JOHANNESBURG — The Constitutional Court has delivered a unanimous judgment striking down the government’s controversial certificate of need scheme, a ruling that Professor Benjamin Smart of the University of Johannesburg says ensures equal access to healthcare without unfairly limiting private providers.
The apex court confirmed a 2024 High Court ruling that sections 36 to 40 of the National Health Act are unconstitutional and invalid. The judgment effectively severs those provisions from the Act, meaning they no longer have legal force.
The scheme would have allowed the health department to decide whether private doctors, clinics, and hospitals could operate. Healthcare providers would have needed state approval to practice, expand, or renew licenses, with non-compliance carrying penalties of up to five years in prison.
Government had argued that the law aimed to improve equitable access to healthcare services. However, the court found that the legislation gave the director-general overly broad powers without proper safeguards or legal certainty.
Professor Smart, from the University of Johannesburg, said he was not hugely surprised by the ruling. He explained that the court acknowledged the need for equal access to healthcare and did not rule against pursuing universal health coverage. The judgment focused narrowly on sections requiring healthcare professionals to obtain a state-issued certificate of need to establish, expand, acquire equipment, provide prescribed services, or continue operating.

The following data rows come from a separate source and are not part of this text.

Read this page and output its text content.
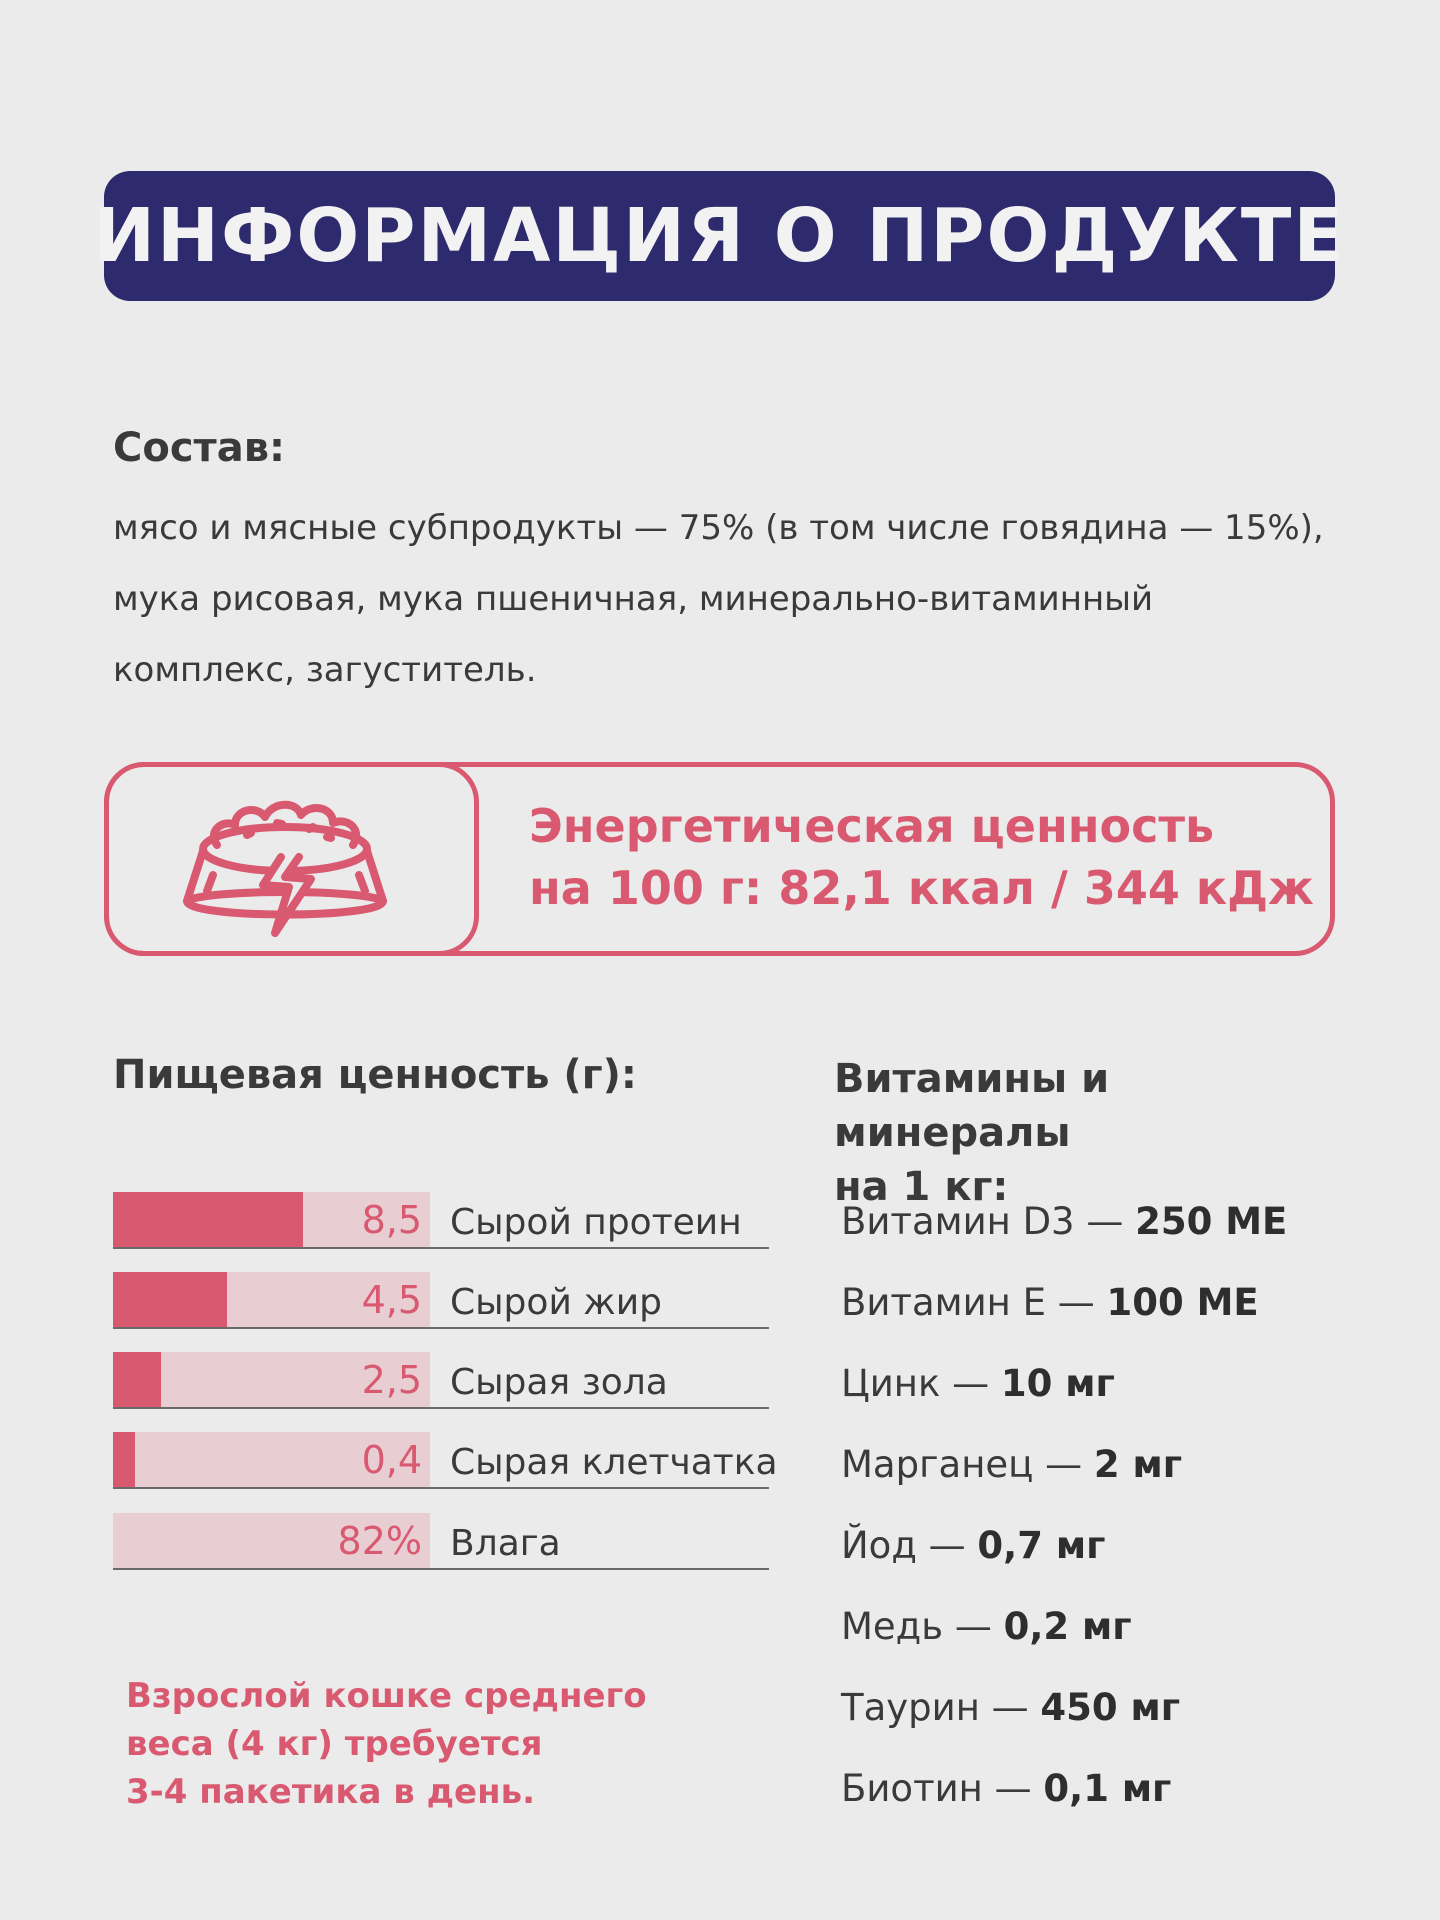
ИНФОРМАЦИЯ О ПРОДУКТЕ
Состав:
мясо и мясные субпродукты — 75% (в том числе говядина — 15%),
мука рисовая, мука пшеничная, минерально-витаминный
комплекс, загуститель.
Энергетическая ценность
на 100 г: 82,1 ккал / 344 кДж
Пищевая ценность (г):	Витамины и минералы
на 1 кг:
8,5 Сырой протеин
4,5 Сырой жир
2,5 Сырая зола
0,4 Сырая клетчатка
82% Влага
Витамин D3 — 250 МЕ
Витамин Е — 100 МЕ
Цинк — 10 мг
Марганец — 2 мг
Йод — 0,7 мг
Медь — 0,2 мг
Таурин — 450 мг
Биотин — 0,1 мг
Взрослой кошке среднего
веса (4 кг) требуется
3-4 пакетика в день.
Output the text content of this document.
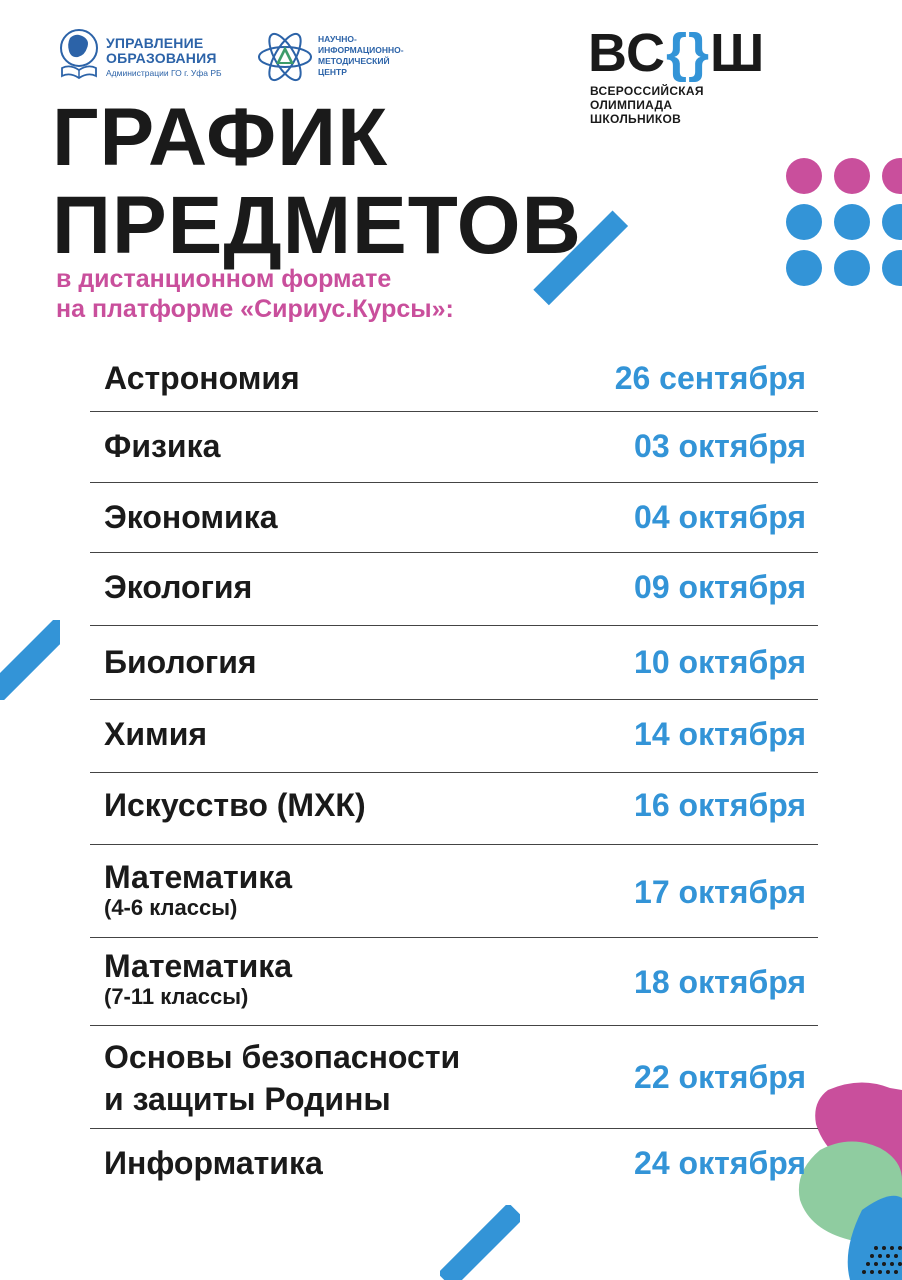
УПРАВЛЕНИЕ
ОБРАЗОВАНИЯ
Администрации ГО г. Уфа РБ
НАУЧНО-
ИНФОРМАЦИОННО-
МЕТОДИЧЕСКИЙ
ЦЕНТР	ВС{}Ш
ВСЕРОССИЙСКАЯ
ОЛИМПИАДА
ШКОЛЬНИКОВ
ГРАФИК
ПРЕДМЕТОВ
в дистанционном формате
на платформе «Сириус.Курсы»:
Астрономия	26 сентября
Физика	03 октября
Экономика	04 октября
Экология	09 октября
Биология	10 октября
Химия	14 октября
Искусство (МХК)	16 октября
Математика
(4-6 классы)	17 октября
Математика
(7-11 классы)	18 октября
Основы безопасности
и защиты Родины
22 октября
Информатика	24 октября
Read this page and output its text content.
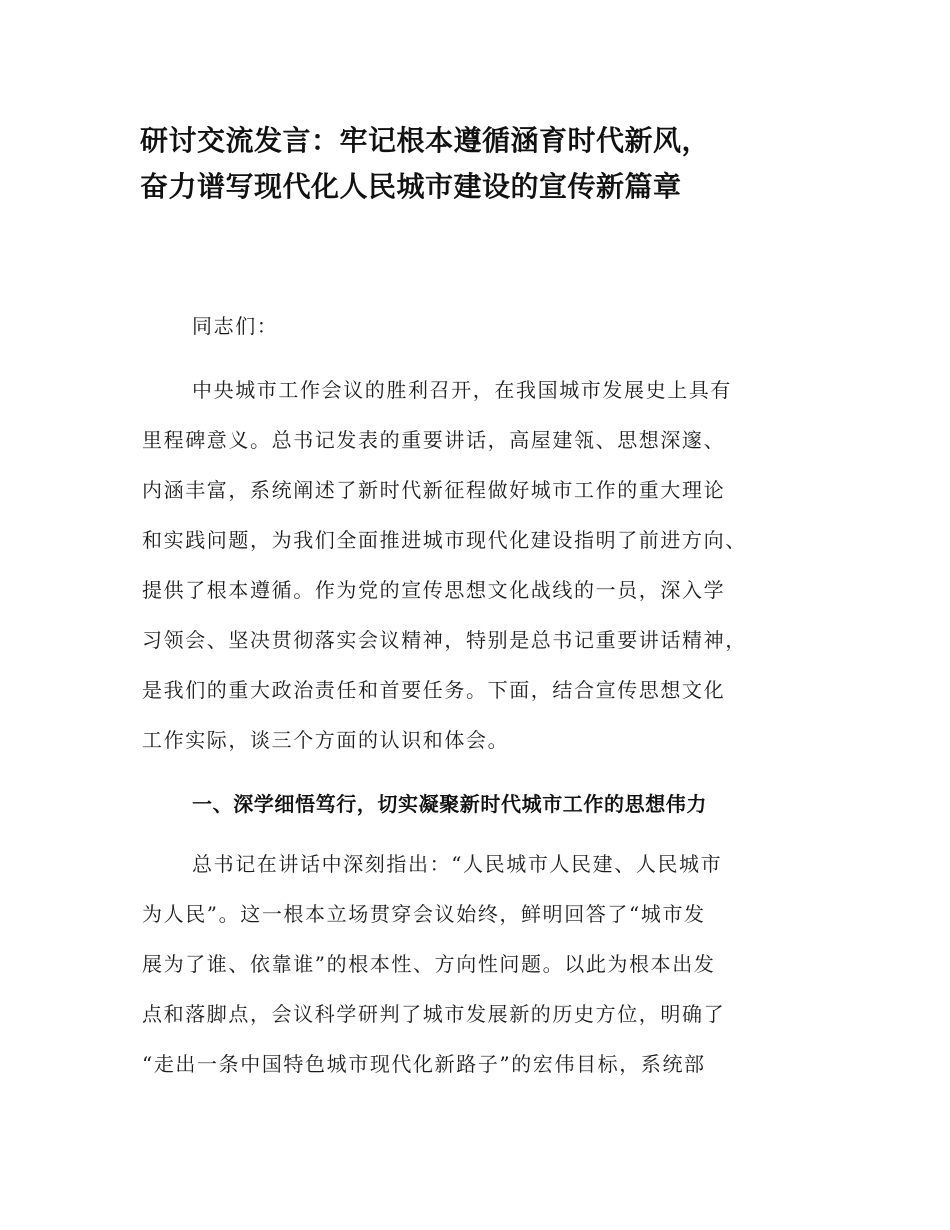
研讨交流发言：牢记根本遵循涵育时代新风，
奋力谱写现代化人民城市建设的宣传新篇章
中央城市工作会议的胜利召开，在我国城市发展史上具有
里程碑意义。总书记发表的重要讲话，高屋建瓴、思想深邃、
内涵丰富，系统阐述了新时代新征程做好城市工作的重大理论
和实践问题，为我们全面推进城市现代化建设指明了前进方向、
提供了根本遵循。作为党的宣传思想文化战线的一员，深入学
习领会、坚决贯彻落实会议精神，特别是总书记重要讲话精神，
是我们的重大政治责任和首要任务。下面，结合宣传思想文化
工作实际，谈三个方面的认识和体会。
一、深学细悟笃行，切实凝聚新时代城市工作的思想伟力
总书记在讲话中深刻指出：“人民城市人民建、人民城市
为人民”。这一根本立场贯穿会议始终，鲜明回答了“城市发
展为了谁、依靠谁”的根本性、方向性问题。以此为根本出发
点和落脚点，会议科学研判了城市发展新的历史方位，明确了
“走出一条中国特色城市现代化新路子”的宏伟目标，系统部
同志们：
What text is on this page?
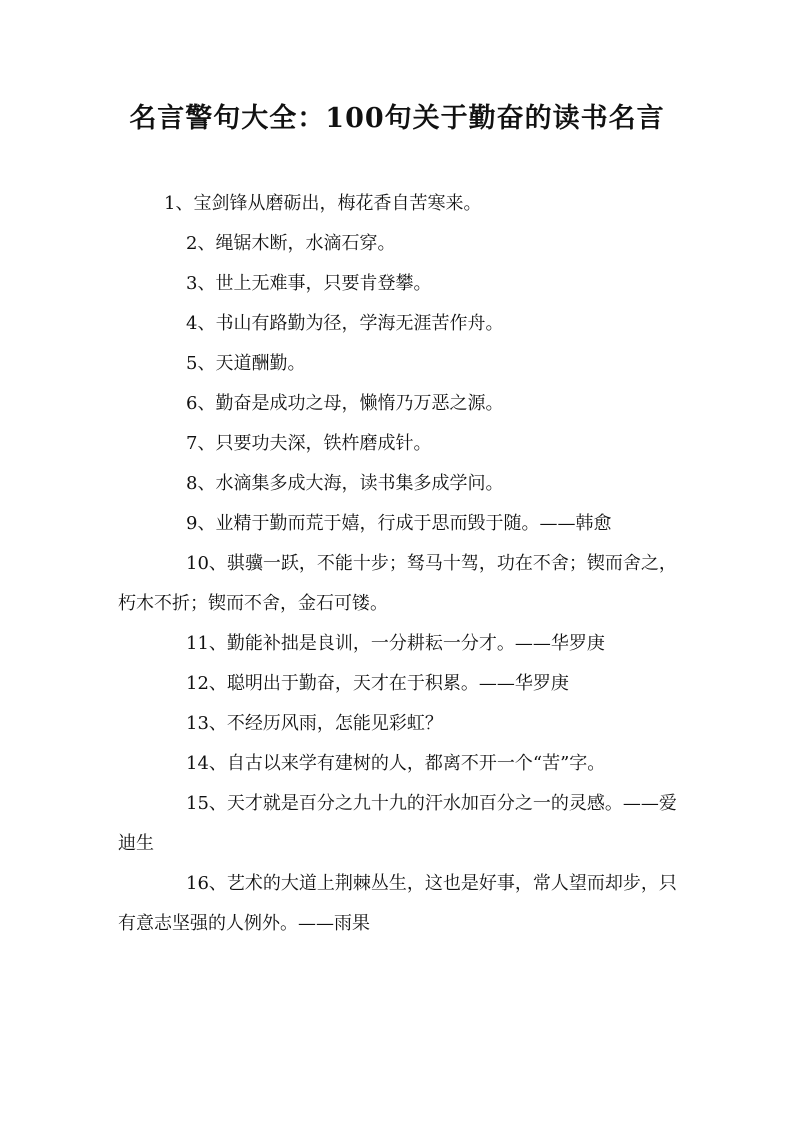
名言警句大全：100句关于勤奋的读书名言
1、宝剑锋从磨砺出，梅花香自苦寒来。
2、绳锯木断，水滴石穿。
3、世上无难事，只要肯登攀。
4、书山有路勤为径，学海无涯苦作舟。
5、天道酬勤。
6、勤奋是成功之母，懒惰乃万恶之源。
7、只要功夫深，铁杵磨成针。
8、水滴集多成大海，读书集多成学问。
9、业精于勤而荒于嬉，行成于思而毁于随。——韩愈
10、骐骥一跃，不能十步；驽马十驾，功在不舍；锲而舍之，朽木不折；锲而不舍，金石可镂。
11、勤能补拙是良训，一分耕耘一分才。——华罗庚
12、聪明出于勤奋，天才在于积累。——华罗庚
13、不经历风雨，怎能见彩虹？
14、自古以来学有建树的人，都离不开一个“苦”字。
15、天才就是百分之九十九的汗水加百分之一的灵感。——爱迪生
16、艺术的大道上荆棘丛生，这也是好事，常人望而却步，只有意志坚强的人例外。——雨果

“It essentially meant that the government could determine whether private healthcare professionals could do any of those things,” Smart said, noting that this drew attention to Section 22 of the Constitution. The court concluded it unjustifiably limited the constitutional right to choose a trade, occupation, or profession.
Smart argued that reducing services in affluent areas like Sandton does not help improve services in rural government hospitals. “You want the gap to be narrowed by the poor gaining access to more healthcare services, not the rich having access to fewer,” he said.
For ordinary people in townships or villages, Smart said the ruling has no material impact on those receiving government healthcare. Requiring private providers to gain a certificate of need in Sandton “doesn’t in any way affect the services that are being made available in government clinics in rural areas.”
For suburban residents, the ruling means healthcare professionals can continue to establish, expand, acquire equipment, provide services, and operate without state permission. Smart described it as “at most alleviating an administrative burden” and “at best meaning that we won’t see reductions in healthcare services being provided in private clinics.”
Asked whether the judgment leaves the Department of Health or government with a bloody nose, Smart said it probably does a little, but added: “I don’t think they’ll be too disheartened. It doesn’t really affect the overall agenda of NHI in the longer term.”
Smart noted that more court cases are coming, including challenges to Section 33, which states that any healthcare services covered by NHI cannot be covered by medical aid schemes. “If that’s overturned, which it might well be, that would sort of undermine the intentions of the NHI Act,” he said.
Regarding whether the ruling strengthens separate legal challenges by bodies like the Board of Healthcare Funders, Smart said those are separate issues. Today’s ruling concerns what services healthcare professionals may provide, while challenges to the NHI Act concern whether medical aid schemes can provide coverage for those services.